Tammy:  I guess this means my father’s parents’ marriage was also “mixed” — Hungarian Jew from Homestead marrying Russian Jew from Pittsburgh — though both were American-born, so perhaps it impacted them less.

That grandfather was quite a cigar smoker — perhaps he was a customer of your Pittsburgh forebears!  Which brings me to the main question I have for you, which is what anecdotes survive in your family about life in McKeesport?  To me, this is the the “Treelines moment” — connecting with someone you might not have known otherwise to compare stories about similar, though unrelated families in similar circumstances.

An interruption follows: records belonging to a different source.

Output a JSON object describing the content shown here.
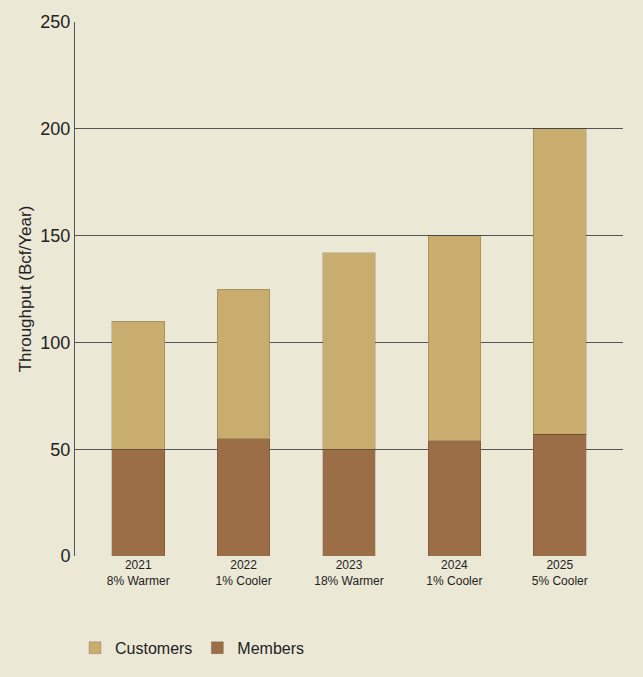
{
  "chart_data": {
    "type": "bar",
    "stacked": true,
    "y_label": "Throughput (Bcf/Year)",
    "categories": [
      "2021\n8% Warmer",
      "2022\n1% Cooler",
      "2023\n18% Warmer",
      "2024\n1% Cooler",
      "2025\n5% Cooler"
    ],
    "series": [
      {
        "name": "Members",
        "color": "#9b6e48",
        "values": [
          50,
          55,
          50,
          54,
          57
        ]
      },
      {
        "name": "Customers",
        "color": "#c9ad6e",
        "values": [
          60,
          70,
          92,
          96,
          143
        ]
      }
    ],
    "ylim": [
      0,
      250
    ],
    "yticks": [
      0,
      50,
      100,
      150,
      200,
      250
    ],
    "grid": true,
    "legend": "bottom"
  }
}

Lara:  My grandmother often told the story of when her father was paid by someone with a chicken.  This was in the middle of the Depression, so the family seldom had meat.  My grandmother was sent by her mother to take the chicken by streetcar to the butcher.  My grandmother had the chicken in a covered basket and got on the streetcar–only to see some kids from school.  She was so embarrassed to be carrying a chicken, so she pushed its head back into the basket and hoped no one saw.  It pushed its head out.  She pushed it back in.  After a couple of iterations, she was relieved that the chicken had been taught its lesson, and the other kids didn’t seem to have noticed.  But when she got to the butcher, she discovered that she’d actually killed the chicken by teaching it the lesson a bit too strongly!

At this point we started exchanging juicy family stories that were a bit more sensitive, but we concluded our conversation talking about Treelines itself.

Tammy: So, more important than the connection that we found through your family stories, how did your family enjoy reading them?

Suttleman family reunion, 2011

Suttleman family reunion, 2011

Lara:  Treelines is a great way to share family stories I’ve discovered through my research with family members who aren’t as excited as I am by the research process. When I sent out links to my Treelines stories, I got effusive and excited replies from relatives who never really cared about seeing an ancestor’s boat record. Treelines’ way of showing them the whole story reached them in a way that dry documents couldn’t. I love reading other users’ Treelines contributions to find others with similar family stories–as well as those with entirely different backgrounds.

I’ve started to document my research process on a blog, which forces me to examine where I am on various lines and revisit gaps to see if I can fill them. There is so much you can learn about ancestors through old documents.  Once a story is complete (or as complete as I can make it), it’s a perfect point to pull it together on Treelines.